For a perspective projection, the relationship between Z and depth is non-linear. Specifically, it's of the form depth=A/Z+B where A=zFar*zNear/(zFar-zNear) and B=zFar/(zFar-zNear). Bear in mind that points in front of the viewpoint have negative Z coordinates.

So you'll either need to transform the depth values fed to the depth buffer, or use a fragment shader to write linear depth values to the depth buffer (the latter is more complex but may be more efficient).

GCelements,can you please tell me where did you find this transformation between depth and z?To include it in my references?

GClements
05-19-2015, 12:48 AM
It's a consequence of the projection matrix for a perspective projection (see gluPerspective (https://www.opengl.org/sdk/docs/man2/xhtml/gluPerspective.xml) or glFrustum (https://www.opengl.org/sdk/docs/man2/xhtml/glFrustum.xml)) and conversion from clip coordinates to normalised device coordinates.
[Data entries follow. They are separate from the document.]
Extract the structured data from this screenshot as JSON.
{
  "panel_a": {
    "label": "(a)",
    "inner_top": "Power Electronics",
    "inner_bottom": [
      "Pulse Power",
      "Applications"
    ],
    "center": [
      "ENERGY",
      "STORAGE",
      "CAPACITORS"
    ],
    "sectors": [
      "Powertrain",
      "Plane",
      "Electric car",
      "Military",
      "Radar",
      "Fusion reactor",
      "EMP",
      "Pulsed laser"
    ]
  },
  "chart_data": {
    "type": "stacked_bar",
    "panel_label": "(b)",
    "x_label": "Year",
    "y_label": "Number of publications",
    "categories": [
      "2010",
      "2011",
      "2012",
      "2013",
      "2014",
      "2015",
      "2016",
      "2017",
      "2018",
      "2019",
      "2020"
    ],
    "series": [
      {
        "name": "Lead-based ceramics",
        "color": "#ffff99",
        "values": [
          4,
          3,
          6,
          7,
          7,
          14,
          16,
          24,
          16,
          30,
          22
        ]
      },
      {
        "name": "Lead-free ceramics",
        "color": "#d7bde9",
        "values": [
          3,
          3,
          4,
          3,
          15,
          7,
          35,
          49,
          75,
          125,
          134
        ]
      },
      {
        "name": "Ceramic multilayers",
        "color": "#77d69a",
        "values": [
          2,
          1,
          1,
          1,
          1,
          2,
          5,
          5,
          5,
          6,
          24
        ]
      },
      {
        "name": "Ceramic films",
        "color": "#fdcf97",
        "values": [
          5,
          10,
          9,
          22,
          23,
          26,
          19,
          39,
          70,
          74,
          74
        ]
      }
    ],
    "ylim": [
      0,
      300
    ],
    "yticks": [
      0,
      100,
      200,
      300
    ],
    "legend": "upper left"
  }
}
The perspective transformation sets the projected W coordinate to -Z (fourth row of the projection matrix) and the projected Z coordinate to A*Z+B (third row of the projection matrix, assuming that the unprojected W coordinate is 1, which is usually the case).

Conversion to NDC divides X, Y and Z by W, so the final Z coordinate becomes (-A)+(-B)/Z. The depth value is just (Z+1)/2, i.e. the Z value transformed from -1..1 to 0..1 (assuming that the depth range hasn't been changed with glDepthRange).